Because of global warming, it rains completely out of season during the
monsoon, or doesn't rain when it is desperately needed, ruining the crops and
livelihoods of millions of Indian farmers.
As
I read through these papers, I realized my experiment had worked
perfectly. My students didn't need to write about Lord of the Flies to prove they understood it. Their
essays were a direct reaction to the fear of chaos and systemic decay. When
they wrote about picking up trash, stopping corruption, protecting women, and
ending paper leaks, they were actively practicing Constitutionalism.
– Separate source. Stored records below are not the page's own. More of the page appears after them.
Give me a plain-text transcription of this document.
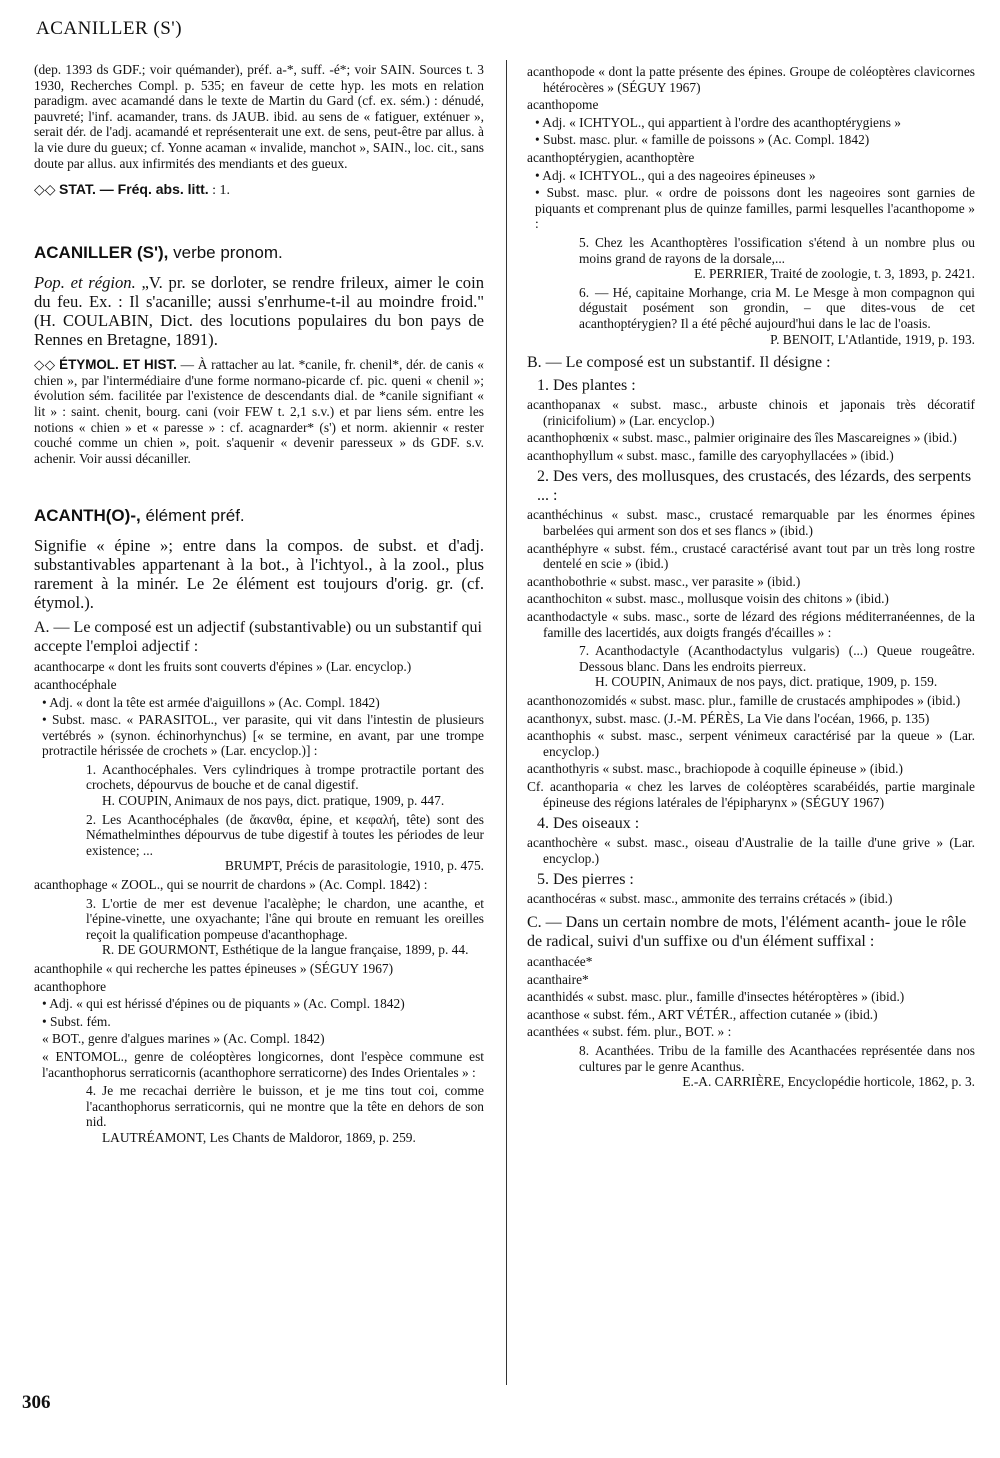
ACANILLER (S')

(dep. 1393 ds GDF.; voir quémander), préf. a-*, suff. -é*; voir SAIN. Sources t. 3 1930, Recherches Compl. p. 535; en faveur de cette hyp. les mots en relation paradigm. avec acamandé dans le texte de Martin du Gard (cf. ex. sém.) : dénudé, pauvreté; l'inf. acamander, trans. ds JAUB. ibid. au sens de « fatiguer, exténuer », serait dér. de l'adj. acamandé et représenterait une ext. de sens, peut-être par allus. à la vie dure du gueux; cf. Yonne acaman « invalide, manchot », SAIN., loc. cit., sans doute par allus. aux infirmités des mendiants et des gueux.

◇◇ STAT. — Fréq. abs. litt. : 1.

ACANILLER (S'), verbe pronom.

Pop. et région. „V. pr. se dorloter, se rendre frileux, aimer le coin du feu. Ex. : Il s'acanille; aussi s'enrhume-t-il au moindre froid." (H. COULABIN, Dict. des locutions populaires du bon pays de Rennes en Bretagne, 1891).

◇◇ ÉTYMOL. ET HIST. — À rattacher au lat. *canile, fr. chenil*, dér. de canis « chien », par l'intermédiaire d'une forme normano-picarde cf. pic. queni « chenil »; évolution sém. facilitée par l'existence de descendants dial. de *canile signifiant « lit » : saint. chenit, bourg. cani (voir FEW t. 2,1 s.v.) et par liens sém. entre les notions « chien » et « paresse » : cf. acagnarder* (s') et norm. akiennir « rester couché comme un chien », poit. s'aquenir « devenir paresseux » ds GDF. s.v. achenir. Voir aussi décaniller.

ACANTH(O)-, élément préf.

Signifie « épine »; entre dans la compos. de subst. et d'adj. substantivables appartenant à la bot., à l'ichtyol., à la zool., plus rarement à la minér. Le 2e élément est toujours d'orig. gr. (cf. étymol.).

A. — Le composé est un adjectif (substantivable) ou un substantif qui accepte l'emploi adjectif :

acanthocarpe « dont les fruits sont couverts d'épines » (Lar. encyclop.)

acanthocéphale

• Adj. « dont la tête est armée d'aiguillons » (Ac. Compl. 1842)

• Subst. masc. « PARASITOL., ver parasite, qui vit dans l'intestin de plusieurs vertébrés » (synon. échinorhynchus) [« se termine, en avant, par une trompe protractile hérissée de crochets » (Lar. encyclop.)] :

1. Acanthocéphales. Vers cylindriques à trompe protractile portant des crochets, dépourvus de bouche et de canal digestif.

H. COUPIN, Animaux de nos pays, dict. pratique, 1909, p. 447.

2. Les Acanthocéphales (de ἄκανθα, épine, et κεφαλή, tête) sont des Némathelminthes dépourvus de tube digestif à toutes les périodes de leur existence; ...

BRUMPT, Précis de parasitologie, 1910, p. 475.

acanthophage « ZOOL., qui se nourrit de chardons » (Ac. Compl. 1842) :

3. L'ortie de mer est devenue l'acalèphe; le chardon, une acanthe, et l'épine-vinette, une oxyachante; l'âne qui broute en remuant les oreilles reçoit la qualification pompeuse d'acanthophage.

R. DE GOURMONT, Esthétique de la langue française, 1899, p. 44.

acanthophile « qui recherche les pattes épineuses » (SÉGUY 1967)

acanthophore

• Adj. « qui est hérissé d'épines ou de piquants » (Ac. Compl. 1842)

• Subst. fém.

« BOT., genre d'algues marines » (Ac. Compl. 1842)

« ENTOMOL., genre de coléoptères longicornes, dont l'espèce commune est l'acanthophorus serraticornis (acanthophore serraticorne) des Indes Orientales » :

4. Je me recachai derrière le buisson, et je me tins tout coi, comme l'acanthophorus serraticornis, qui ne montre que la tête en dehors de son nid.

LAUTRÉAMONT, Les Chants de Maldoror, 1869, p. 259.

acanthopode « dont la patte présente des épines. Groupe de coléoptères clavicornes hétérocères » (SÉGUY 1967)

acanthopome

• Adj. « ICHTYOL., qui appartient à l'ordre des acanthoptérygiens »

• Subst. masc. plur. « famille de poissons » (Ac. Compl. 1842)

acanthoptérygien, acanthoptère

• Adj. « ICHTYOL., qui a des nageoires épineuses »

• Subst. masc. plur. « ordre de poissons dont les nageoires sont garnies de piquants et comprenant plus de quinze familles, parmi lesquelles l'acanthopome » :

5. Chez les Acanthoptères l'ossification s'étend à un nombre plus ou moins grand de rayons de la dorsale,...

E. PERRIER, Traité de zoologie, t. 3, 1893, p. 2421.

6. — Hé, capitaine Morhange, cria M. Le Mesge à mon compagnon qui dégustait posément son grondin, – que dites-vous de cet acanthoptérygien? Il a été pêché aujourd'hui dans le lac de l'oasis.

P. BENOIT, L'Atlantide, 1919, p. 193.

B. — Le composé est un substantif. Il désigne :

1. Des plantes :

acanthopanax « subst. masc., arbuste chinois et japonais très décoratif (rinicifolium) » (Lar. encyclop.)

acanthophœnix « subst. masc., palmier originaire des îles Mascareignes » (ibid.)

acanthophyllum « subst. masc., famille des caryophyllacées » (ibid.)

2. Des vers, des mollusques, des crustacés, des lézards, des serpents ... :

acanthéchinus « subst. masc., crustacé remarquable par les énormes épines barbelées qui arment son dos et ses flancs » (ibid.)

acanthéphyre « subst. fém., crustacé caractérisé avant tout par un très long rostre dentelé en scie » (ibid.)

acanthobothrie « subst. masc., ver parasite » (ibid.)

acanthochiton « subst. masc., mollusque voisin des chitons » (ibid.)

acanthodactyle « subs. masc., sorte de lézard des régions méditerranéennes, de la famille des lacertidés, aux doigts frangés d'écailles » :

7. Acanthodactyle (Acanthodactylus vulgaris) (...) Queue rougeâtre. Dessous blanc. Dans les endroits pierreux.

H. COUPIN, Animaux de nos pays, dict. pratique, 1909, p. 159.

acanthonozomidés « subst. masc. plur., famille de crustacés amphipodes » (ibid.)

acanthonyx, subst. masc. (J.-M. PÉRÈS, La Vie dans l'océan, 1966, p. 135)

acanthophis « subst. masc., serpent vénimeux caractérisé par la queue » (Lar. encyclop.)

acanthothyris « subst. masc., brachiopode à coquille épineuse » (ibid.)

Cf. acanthoparia « chez les larves de coléoptères scarabéidés, partie marginale épineuse des régions latérales de l'épipharynx » (SÉGUY 1967)

4. Des oiseaux :

acanthochère « subst. masc., oiseau d'Australie de la taille d'une grive » (Lar. encyclop.)

5. Des pierres :

acanthocéras « subst. masc., ammonite des terrains crétacés » (ibid.)

C. — Dans un certain nombre de mots, l'élément acanth- joue le rôle de radical, suivi d'un suffixe ou d'un élément suffixal :

acanthacée*

acanthaire*

acanthidés « subst. masc. plur., famille d'insectes hétéroptères » (ibid.)

acanthose « subst. fém., ART VÉTÉR., affection cutanée » (ibid.)

acanthées « subst. fém. plur., BOT. » :

8. Acanthées. Tribu de la famille des Acanthacées représentée dans nos cultures par le genre Acanthus.

E.-A. CARRIÈRE, Encyclopédie horticole, 1862, p. 3.

306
They
instinctively know what the boys on the island forgot: a civilized society only
works if individuals choose to respect the rules, stand up against corruption,
and look out for one another.
Our
job as teachers isn't to make learners memorize dry legal articles. Our job is
to show them that their everyday worries and their highest dreams for India are
the exact reason our Constitution was written in the first place.